America is once again reeling from the death of an innocent citizen at the hands of police and calling for everything from reforms to the abolition of law enforcement. The country is failing, however, to address the larger problem: By ceasing to demand excellence in ourselves and each other, we’re not getting the best.
On January 7, a 29-year-old motorist, Tyre Nichols, was beaten to death during a traffic stop at Memphis, Tennessee; five policemen have been charged. All involved are Black; so is the city’s police chief, Cerelyn J. Davis, and most officers under her command.
This meets the criteria of being “diverse,” which in the current parlance refers to superficial characteristics: race, gender, color, creed. While there is much to be said for sharing ties to a community, prospective officers were last year also required to live in the city, which cut the applicant pool further.
In February, Memphis launched an effort to recruit 300 new police officers, Tennessee Lookout reported, “and streamline processes by removing barriers.” If candidates failed the background review, they could reapply in a year, though the disqualifications in their background would remain.
The implication is that someone who’s not good enough to have a badge and a gun today may be good enough tomorrow. We can’t know if lowering these bars resulted in these or other rogue policemen being in uniform, but we do know their behavior was ignored.
Four of the five indicted for Nichols’s death, USA Today reports, “were suspended or received written reprimands … with only one charged officer avoiding internal discipline during his tenure.” American society seems to be in a race to loosen requirements and excuse poor behavior, removing obstacles that have always served to winnow out those who can’t pass muster.
“After years of lowering standards for applicants,” the chairman of Do No Harm, Stanley Goldfarb, wrote in Newsweek last July, “medical schools are more diverse than ever before.
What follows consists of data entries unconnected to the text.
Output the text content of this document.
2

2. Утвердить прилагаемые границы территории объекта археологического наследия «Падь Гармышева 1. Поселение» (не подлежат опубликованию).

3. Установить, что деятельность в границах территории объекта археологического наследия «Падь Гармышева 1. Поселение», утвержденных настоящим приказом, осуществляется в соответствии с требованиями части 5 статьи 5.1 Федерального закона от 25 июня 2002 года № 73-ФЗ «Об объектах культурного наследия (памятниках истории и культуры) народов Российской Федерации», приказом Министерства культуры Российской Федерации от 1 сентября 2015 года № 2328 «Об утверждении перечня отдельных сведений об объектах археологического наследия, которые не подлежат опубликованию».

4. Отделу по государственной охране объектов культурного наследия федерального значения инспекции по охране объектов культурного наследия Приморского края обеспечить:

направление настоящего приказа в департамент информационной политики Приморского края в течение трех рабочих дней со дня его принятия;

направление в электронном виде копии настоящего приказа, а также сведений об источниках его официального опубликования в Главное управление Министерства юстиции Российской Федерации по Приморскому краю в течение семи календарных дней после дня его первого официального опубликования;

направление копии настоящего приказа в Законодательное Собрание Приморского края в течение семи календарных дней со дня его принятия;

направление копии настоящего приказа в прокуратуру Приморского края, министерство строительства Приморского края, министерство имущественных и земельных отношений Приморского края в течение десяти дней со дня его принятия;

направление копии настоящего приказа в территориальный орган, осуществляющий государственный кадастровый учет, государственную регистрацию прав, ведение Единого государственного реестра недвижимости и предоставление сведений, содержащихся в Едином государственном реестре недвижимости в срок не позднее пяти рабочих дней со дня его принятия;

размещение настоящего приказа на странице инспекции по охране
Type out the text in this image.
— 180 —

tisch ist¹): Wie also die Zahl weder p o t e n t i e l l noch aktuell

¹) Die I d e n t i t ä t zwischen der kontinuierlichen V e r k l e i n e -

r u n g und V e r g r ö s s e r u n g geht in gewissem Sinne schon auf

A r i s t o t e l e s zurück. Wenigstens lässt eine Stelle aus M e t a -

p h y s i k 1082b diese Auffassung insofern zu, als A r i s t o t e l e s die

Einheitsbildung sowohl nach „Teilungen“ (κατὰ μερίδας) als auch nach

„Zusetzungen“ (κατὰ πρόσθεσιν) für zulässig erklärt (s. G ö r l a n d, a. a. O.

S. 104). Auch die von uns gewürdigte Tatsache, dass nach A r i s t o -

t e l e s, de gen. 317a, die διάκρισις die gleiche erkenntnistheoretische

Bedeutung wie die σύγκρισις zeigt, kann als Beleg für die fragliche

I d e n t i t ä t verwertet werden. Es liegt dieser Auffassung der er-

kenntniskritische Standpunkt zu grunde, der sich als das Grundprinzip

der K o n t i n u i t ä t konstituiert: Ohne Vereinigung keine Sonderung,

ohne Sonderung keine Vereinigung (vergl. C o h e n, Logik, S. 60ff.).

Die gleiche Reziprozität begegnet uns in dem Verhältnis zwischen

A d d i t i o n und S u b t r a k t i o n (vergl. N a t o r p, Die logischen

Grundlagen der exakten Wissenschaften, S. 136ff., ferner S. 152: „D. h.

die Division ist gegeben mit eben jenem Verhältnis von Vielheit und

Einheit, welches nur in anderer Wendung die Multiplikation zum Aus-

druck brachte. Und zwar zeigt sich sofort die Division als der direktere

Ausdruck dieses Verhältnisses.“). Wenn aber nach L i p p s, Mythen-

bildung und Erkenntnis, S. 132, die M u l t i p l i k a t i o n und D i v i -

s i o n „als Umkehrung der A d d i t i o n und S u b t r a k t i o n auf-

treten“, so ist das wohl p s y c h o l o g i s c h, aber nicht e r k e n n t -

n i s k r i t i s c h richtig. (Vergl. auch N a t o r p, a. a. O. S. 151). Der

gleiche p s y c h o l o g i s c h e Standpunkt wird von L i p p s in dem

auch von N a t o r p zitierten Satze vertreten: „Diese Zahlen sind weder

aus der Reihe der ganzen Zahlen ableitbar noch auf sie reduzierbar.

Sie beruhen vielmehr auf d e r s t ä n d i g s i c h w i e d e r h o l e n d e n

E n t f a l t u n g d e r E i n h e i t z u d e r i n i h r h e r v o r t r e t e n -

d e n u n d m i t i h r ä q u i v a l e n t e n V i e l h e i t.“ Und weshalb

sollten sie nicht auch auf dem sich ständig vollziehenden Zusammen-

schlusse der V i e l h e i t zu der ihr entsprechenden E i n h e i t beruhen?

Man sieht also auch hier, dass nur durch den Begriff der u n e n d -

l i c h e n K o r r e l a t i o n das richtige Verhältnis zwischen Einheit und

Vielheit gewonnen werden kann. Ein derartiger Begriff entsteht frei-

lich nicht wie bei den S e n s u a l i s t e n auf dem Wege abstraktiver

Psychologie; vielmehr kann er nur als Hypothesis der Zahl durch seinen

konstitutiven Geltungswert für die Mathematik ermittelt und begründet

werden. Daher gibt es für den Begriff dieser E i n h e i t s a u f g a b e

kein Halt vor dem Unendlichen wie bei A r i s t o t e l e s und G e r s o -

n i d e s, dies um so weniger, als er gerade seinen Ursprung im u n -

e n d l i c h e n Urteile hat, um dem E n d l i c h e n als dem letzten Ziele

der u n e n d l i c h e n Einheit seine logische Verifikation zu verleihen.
Yet new studies show that many students are struggling, putting their future patients and careers at risk.”
A high school teacher, Dr. Manuel Rustin, wrote on Medium that boosting student grades was simple. “Give them all A’s,” he said, to ensure “equity.” The idea is catching on, with EdSource suggesting getting rid of grades to help “first-year students get acclimated to college.”
Cheat codes like these are antithetical to a functioning society. A woman in charge of training female recruits at Parris Island, Lieutenant Colonel Kate Germano, told the Marine Corps Times in 2017, “When individuals start out at the recruiting station and they see that women are held to lower standards and have a much lower fitness requirement to max out the PFT, that causes cultural reverberations down the line.”
Ms. Germano told the Times that “longstanding tradition of having two-tiered fitness requirements for men and women aims to ensure fairness, but a growing chorus of critics say it creates a double standard and implies that female Marines are not as physically capable as men.”
Fire departments have also sought broader representation, with the Fire Department of New York dropping its physical test to recruit more women, but when a child is choking on smoke in a burning building, he or she cares nothing about whether the person who bursts through the blaze “looks like them,” only that they’re capable of extracting them to safety.
Marshal Candido Rondon, the first leader of Brazil’s Indian Protection Service and the explorer of the River of Doubt with President Theodore Roosevelt, had a stark admonition for the men on his expeditions who might run up against hostile locals.
“Die if you must,” Rondon said, “but never kill.” Men unwilling to lay down their lives were not hired. Rondon preferred to face the Amazon’s dangers with a few men he could trust rather than a dozen whose lack of discipline would court disaster.
Being a police officer, firefighter, doctor, or soldier is hard, so the road to becoming one should be hard, recognizing that few people of any given background can do those jobs. By failing to demand the best, we’ll keep getting the worst, and society at large will pay the price.